I do worry about our remaking mistakes feeding concentrated amounts of pathogens to animals who can't fight them.

(This may have been debunked) but I had read the initial studies that linked Alzheimer's to countries where feeding bone meal to ruminants was introduced. (Germany was the first to do this on a mass scale, first to have the illness, then falling dominoes of introduction then illness)
I think that's a valid concern (pathogens to animals that can't fight them), but I think it applies more strongly to the ruminants and less strongly to chickens and pigs. Chickens and pigs are naturally omnivores, who eat both fresh-killed and scavenged meat along with many other things. Both chickens and pigs also have a history of being fed various food wastes (including meat-based ones) when humans raise them. So I would expect them to have a higher tolerance for such things. The ruminants would naturally eat a diet that's mostly plants, and when they are domesticated they have still been fed mostly plants, so they do not have all those centuries of selection for being able to tolerate miscellaneous things that might be found in meat. ("Selection" here meaning natural or by humans. Either way, the one that dies or gets sick is not likely to be the one passing on their genes to the next generation.)
 
No one is getting Alzheimer's disease from ruminants fed bone meal. Maybe you are thinking about Mad Cow disease from cows being fed other cows (which no longer happens in the USA), which causes creutzfeldt-jakob disease in humans.
 
I have fed chicken feed that contains pork and did not see problems, neither when it was first introduced nor later when they had been eating it for months.
That is interesting. I am curious, but not enough to retest. My plucky Rougette (French play on Little Red Riding Hood) got diarrhea from that snack and sat all hunched up in a sad feather ball afterwards for what seemed a painfully long time.

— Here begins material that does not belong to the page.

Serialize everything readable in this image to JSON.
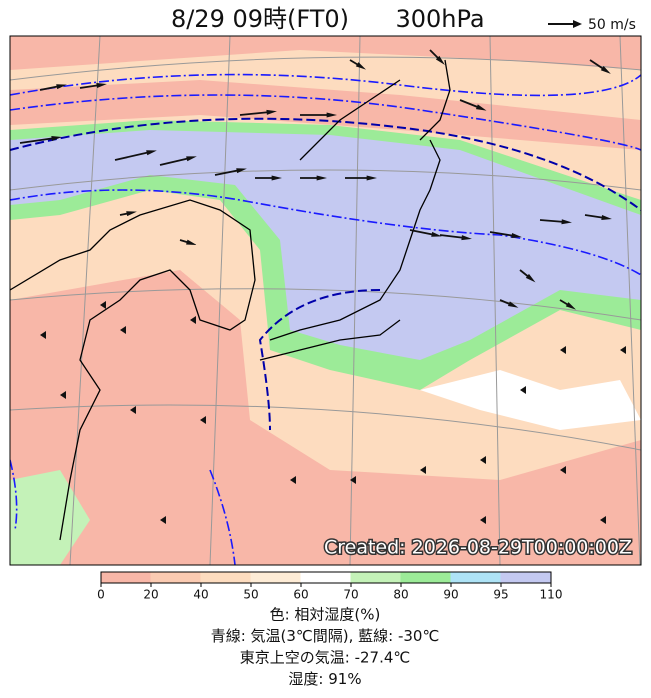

The change in her behaviour was extreme, therefore enough to close that file.

These are (spoiled!) beloved pets so I just rather not try again. It might be in part because they have only ever had vegetarian feed (living in Canada, as you noted, we seem to have some rule about that in their feed). They may have lost digestive ability.

They don't even eat the voles &such that they kill. I find them in the run, a big peck to the neck like they were shived in a prison brawl. Executed in some settling of account and their dead body left as a warning to others. (As tender as I can be, I imagine my girls are tough, survivalists)

I think it applies more strongly to the ruminants and less strongly to chickens and pigs... The ruminants would naturally eat a diet that's mostly plants
Thank you for that clarification, yes, I think that might be the issue. The ruminants had nothing to work with. Feeding them pellets made up of leftovers of their own species was especially problematic. They may eat an occasional mouse in a bite of hay, but cannibalism was likely, if not bound, to make issues. If anything it was amplifying anything that was a minor pathogen already in their species.

you are also making an excellent point about chickens & pigs in human care.

Chickens may not share common ancestry with pigs, but they easily grew up eating leftover human food which would have included pork dishes on occasion. I can't imagine my grandmother not having fed unfiltered table scraps to her hens. I am equally sure she didn't spend time cuddling them when they had a tummy ache. Her hens would have learned to eat what was served, no question.